[CentOS-devel] CentOS-[56] Continous Release

Tue Jun 21 22:41:06 UTC 2011
Ljubomir Ljubojevic <office at plnet.rs>

Les Mikesell wrote:
> On 6/21/2011 3:00 PM, Ljubomir Ljubojevic wrote:
>> Les Mikesell wrote:
>>> So, if you were managing an internet connected host running CentOS,
>>> would you configure it to track the CR repo or not?  Or what criteria
>>> would you use to make this decision?  I'm still having trouble seeing
>>> why, if upstream decided they should go out, that someone running what
>>> is essentially identical to that upstream code doesn't need them for the
>>> same reasons.  Or why to think the risk of installing them outweighs the
>>> risk of continuing to run what upstream had its reasons to replace.
>> We are not talking about regular updates, but **only** the time between
>> RHEL point release and CentOS point release. So completed packages do
>> not wait for *all* packages and ISO's to be released, but are available
>> as soon as QA team approves them.
>> If there is fundamental error for a base package that requires for some
>> of those packages to be recompiled, we need to have some kind of
>> automatic protection for that case scenario.
> 
> That doesn't address the risk of *not* installing these updates. 
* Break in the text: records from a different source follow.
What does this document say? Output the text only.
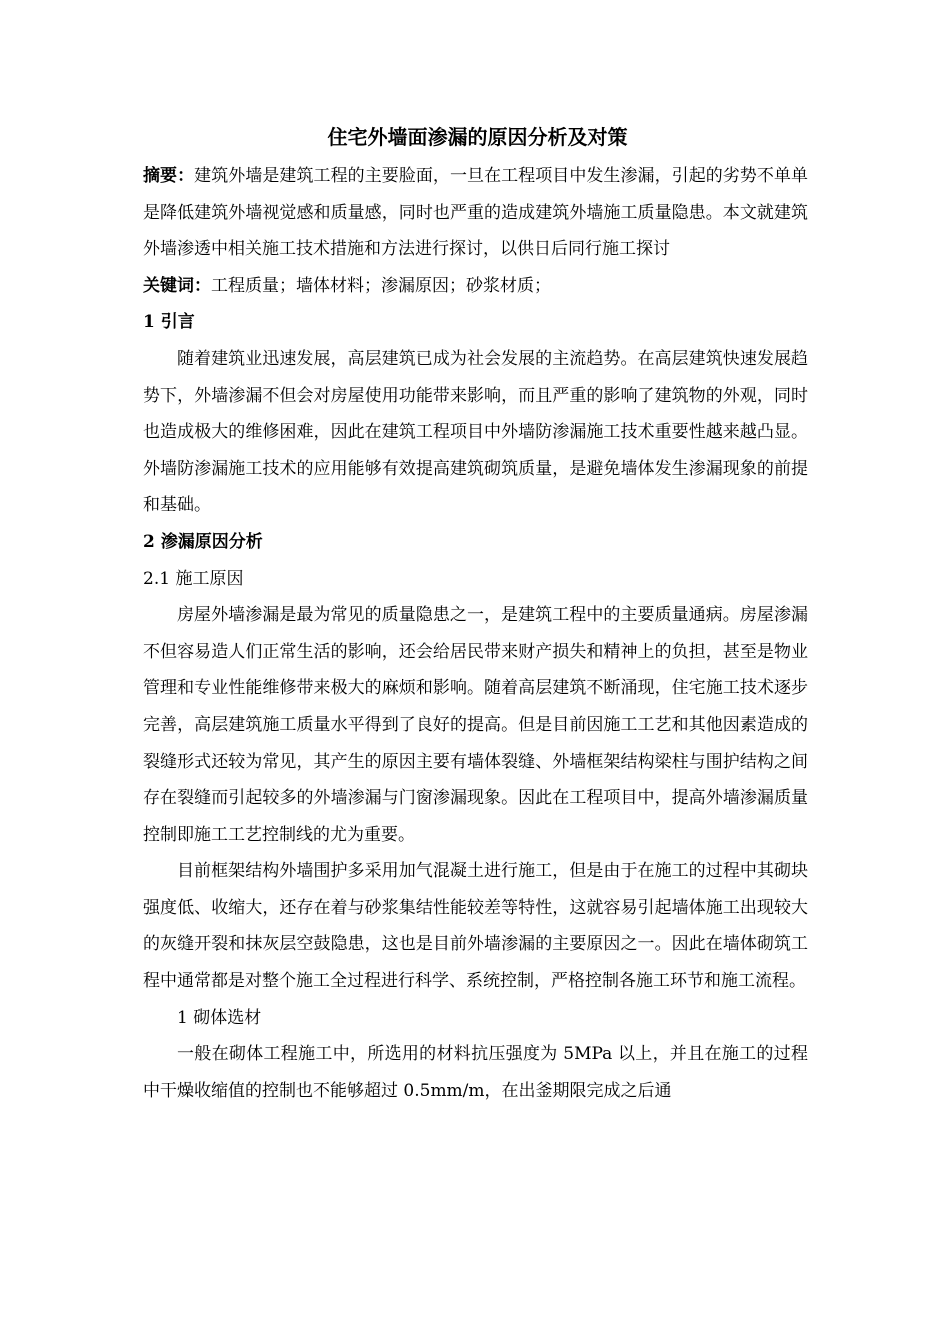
住宅外墙面渗漏的原因分析及对策

摘要：建筑外墙是建筑工程的主要脸面，一旦在工程项目中发生渗漏，引起的劣势不单单是降低建筑外墙视觉感和质量感，同时也严重的造成建筑外墙施工质量隐患。本文就建筑外墙渗透中相关施工技术措施和方法进行探讨，以供日后同行施工探讨

关键词：工程质量；墙体材料；渗漏原因；砂浆材质；

1 引言

随着建筑业迅速发展，高层建筑已成为社会发展的主流趋势。在高层建筑快速发展趋势下，外墙渗漏不但会对房屋使用功能带来影响，而且严重的影响了建筑物的外观，同时也造成极大的维修困难，因此在建筑工程项目中外墙防渗漏施工技术重要性越来越凸显。外墙防渗漏施工技术的应用能够有效提高建筑砌筑质量，是避免墙体发生渗漏现象的前提和基础。

2 渗漏原因分析
2.1 施工原因

房屋外墙渗漏是最为常见的质量隐患之一，是建筑工程中的主要质量通病。房屋渗漏不但容易造人们正常生活的影响，还会给居民带来财产损失和精神上的负担，甚至是物业管理和专业性能维修带来极大的麻烦和影响。随着高层建筑不断涌现，住宅施工技术逐步完善，高层建筑施工质量水平得到了良好的提高。但是目前因施工工艺和其他因素造成的裂缝形式还较为常见，其产生的原因主要有墙体裂缝、外墙框架结构梁柱与围护结构之间存在裂缝而引起较多的外墙渗漏与门窗渗漏现象。因此在工程项目中，提高外墙渗漏质量控制即施工工艺控制线的尤为重要。

目前框架结构外墙围护多采用加气混凝土进行施工，但是由于在施工的过程中其砌块强度低、收缩大，还存在着与砂浆集结性能较差等特性，这就容易引起墙体施工出现较大的灰缝开裂和抹灰层空鼓隐患，这也是目前外墙渗漏的主要原因之一。因此在墙体砌筑工程中通常都是对整个施工全过程进行科学、系统控制，严格控制各施工环节和施工流程。

1 砌体选材

一般在砌体工程施工中，所选用的材料抗压强度为 5MPa 以上，并且在施工的过程中干燥收缩值的控制也不能够超过 0.5mm/m，在出釜期限完成之后通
> Generally speaking, I think most users of CentOS trust upstream's 
> choices and for me that includes when it is time to fix the bugs they 
> shipped last time around.  And generally speaking, I trust the CentOS 
> project to be able to recompile working source and catch obvious 
> mistakes before pushing them out.
> 
> So, again, under what circumstances does anyone think it is a good idea 
> to not opt into this repo and instead keep running code that will very 
> likely have published exploits over a time span that we've seen can run 
> for months?  I agree that this is a fuzzy area where not all of the 
> point release updates address vulnerabilities or even serious bugs, but 
> some certainly will.  It just seems to me that not doing them is betting 
> against the upstream wisdom or the project's building/QA capability. 
> But I also agree that yum should be smarter and know something about 
> rebuilds with no source change.
> 
I finally understand what you are talking about.
Who said anything about not releasing critical updates as soon as srpms 
are available (in "updates" repo)? I am sure that every security patch 
will still be released as soon as it is rebuild, unless it requires a 
package that has build problems that will actually hold entire build 
process, in which case even CR repo will not help.